極微量から大量へと漸次増量服用し、われわれと共に致死量を飲んでも生命に危害を及ぼさざらんとする目的である。自分は急いで亜砒酸の解毒薬を調べてみた。最も効果のあるのはメチレエヌ青 〔Bleu de Me'thyle`ne〕 の静脈注射である。メチレエヌ青……しかしそれをどうして手に入れるか。残された方法としては、対抗的に自分もまた亜砒酸の極微量を増量服用することである。命を賭けてまで観察にふけるほど愚ではない。
 一、入ってゆくと亭主が飯ごしらえをしていた。妻君はとたずねると六階の看護をひきうけてそっちへ行っているとこたえた。役にも立たぬ一冊の古手帳のために夫婦は惨酷なる機会をつかんでしまった。彼が毒殺されるのはもはや時間の問題である。たぶん亜砒酸の過度の定服によって身体の諸機能を退行させられ、消えるように死んで行くのであろう。六階へ行くと彼は額にうっすら汗をかいて眠っていた。はかない冬の夕陽が顔にさしかけ一種蒼茫たる調子をあたえている。顔は急に彫が深くなり、鼻が聳え立っているようにみえる。抜群の精神と少年のごとき純真な魂をもったこの男は低雑下賤な夫婦のために殺される。自分は心のなかでいった。貴様はもう死ぬ……交会の日は浅かったが年来の友と死別するような悲哀の情を感じた。この男も薄命であった。
 つぎの日の夜あけごろ。
 前の廊下を駆け歩くあわただしい足音をきいた。扉《と》をあけて走ってゆく妻をつかまえてきくと、彼が頑固な嘔吐をはじめたので医者を迎えに行くところだとこたえた。
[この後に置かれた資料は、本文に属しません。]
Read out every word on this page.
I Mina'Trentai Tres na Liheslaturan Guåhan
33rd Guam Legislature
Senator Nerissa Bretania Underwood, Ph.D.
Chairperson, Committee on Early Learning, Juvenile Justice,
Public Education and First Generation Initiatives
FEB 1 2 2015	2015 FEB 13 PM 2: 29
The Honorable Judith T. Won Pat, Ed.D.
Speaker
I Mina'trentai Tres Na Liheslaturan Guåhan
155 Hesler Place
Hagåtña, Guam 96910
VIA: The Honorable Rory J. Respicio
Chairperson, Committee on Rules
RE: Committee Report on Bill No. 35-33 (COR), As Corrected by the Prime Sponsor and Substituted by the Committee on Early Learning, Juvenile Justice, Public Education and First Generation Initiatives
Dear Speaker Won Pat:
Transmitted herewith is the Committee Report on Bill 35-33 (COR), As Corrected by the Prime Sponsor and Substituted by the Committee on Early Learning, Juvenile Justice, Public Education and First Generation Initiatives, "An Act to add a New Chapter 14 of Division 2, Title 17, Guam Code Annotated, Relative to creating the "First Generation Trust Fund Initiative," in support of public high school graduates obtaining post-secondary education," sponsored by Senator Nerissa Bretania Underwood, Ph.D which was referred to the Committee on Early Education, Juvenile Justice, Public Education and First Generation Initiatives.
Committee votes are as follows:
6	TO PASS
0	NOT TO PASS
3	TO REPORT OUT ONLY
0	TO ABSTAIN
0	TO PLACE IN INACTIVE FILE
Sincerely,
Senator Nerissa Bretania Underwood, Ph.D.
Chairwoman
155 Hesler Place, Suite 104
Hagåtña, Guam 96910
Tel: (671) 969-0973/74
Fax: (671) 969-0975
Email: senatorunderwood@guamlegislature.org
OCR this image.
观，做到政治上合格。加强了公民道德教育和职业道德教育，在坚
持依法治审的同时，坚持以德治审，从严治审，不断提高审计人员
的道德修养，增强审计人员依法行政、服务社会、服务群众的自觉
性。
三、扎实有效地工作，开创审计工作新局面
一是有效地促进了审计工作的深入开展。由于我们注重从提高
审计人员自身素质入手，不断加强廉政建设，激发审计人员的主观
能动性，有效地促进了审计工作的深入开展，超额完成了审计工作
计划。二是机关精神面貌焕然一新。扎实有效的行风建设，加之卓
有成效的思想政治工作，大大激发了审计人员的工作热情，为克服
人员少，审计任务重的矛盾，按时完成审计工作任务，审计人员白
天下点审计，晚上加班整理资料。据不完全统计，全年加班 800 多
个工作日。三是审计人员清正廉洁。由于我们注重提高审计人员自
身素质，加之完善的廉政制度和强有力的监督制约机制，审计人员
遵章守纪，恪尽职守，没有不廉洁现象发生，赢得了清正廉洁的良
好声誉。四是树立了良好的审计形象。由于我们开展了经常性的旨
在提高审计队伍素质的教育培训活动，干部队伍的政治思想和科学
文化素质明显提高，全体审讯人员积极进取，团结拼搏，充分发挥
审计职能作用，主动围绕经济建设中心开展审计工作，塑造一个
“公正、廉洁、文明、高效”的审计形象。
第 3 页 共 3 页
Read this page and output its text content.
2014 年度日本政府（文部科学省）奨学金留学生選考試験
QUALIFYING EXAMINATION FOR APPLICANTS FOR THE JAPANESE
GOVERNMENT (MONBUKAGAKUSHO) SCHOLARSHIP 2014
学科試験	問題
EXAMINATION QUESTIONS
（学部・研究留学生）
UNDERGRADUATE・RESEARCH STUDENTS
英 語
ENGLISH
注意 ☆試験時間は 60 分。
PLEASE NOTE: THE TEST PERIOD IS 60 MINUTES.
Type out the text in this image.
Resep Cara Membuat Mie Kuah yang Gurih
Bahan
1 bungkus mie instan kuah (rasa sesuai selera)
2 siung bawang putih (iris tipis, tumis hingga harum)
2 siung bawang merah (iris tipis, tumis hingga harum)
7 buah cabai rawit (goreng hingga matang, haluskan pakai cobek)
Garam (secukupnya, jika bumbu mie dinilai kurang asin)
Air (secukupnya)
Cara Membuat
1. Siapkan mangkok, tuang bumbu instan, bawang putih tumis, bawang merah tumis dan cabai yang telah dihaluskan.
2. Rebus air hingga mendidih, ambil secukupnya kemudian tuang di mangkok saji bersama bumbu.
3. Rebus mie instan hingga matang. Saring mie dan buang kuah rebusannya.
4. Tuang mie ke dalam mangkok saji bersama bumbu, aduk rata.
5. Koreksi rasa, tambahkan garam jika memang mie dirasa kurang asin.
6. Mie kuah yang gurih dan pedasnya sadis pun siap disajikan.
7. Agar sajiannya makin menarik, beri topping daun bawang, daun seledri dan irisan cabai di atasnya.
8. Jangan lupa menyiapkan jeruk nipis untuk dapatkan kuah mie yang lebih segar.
 行ってみると彼はとめどもなく嘔吐しつづけていた。もはや吐くものがなくなり薄桃色の液を吐いていた。
 夜あけ近く六階へあがって行った。扉をひきあけると思いがけない光景が展開した。夫婦は睡眠不足で赤く眼を腫らして緊張したようすで動きまわっていた。妻君は湯タンポを入れ換え、襁褓《おむつ》をひきだし、亭主のほうは裸の胸へ彼の足をおしつけて体温で温めようと一心になっていた。ときどき彼の顔のほうへ耳をよせ、彼の呼吸がすこしでも安まり、彼の顔から苦痛の色がうすらぐと夫婦は涙ぐんだ眼でうれしそうにうなずきあうのだった。困惑した頭では、この成りゆきに解釈をあたえることができず茫然たる心をいだいて部屋へ帰った。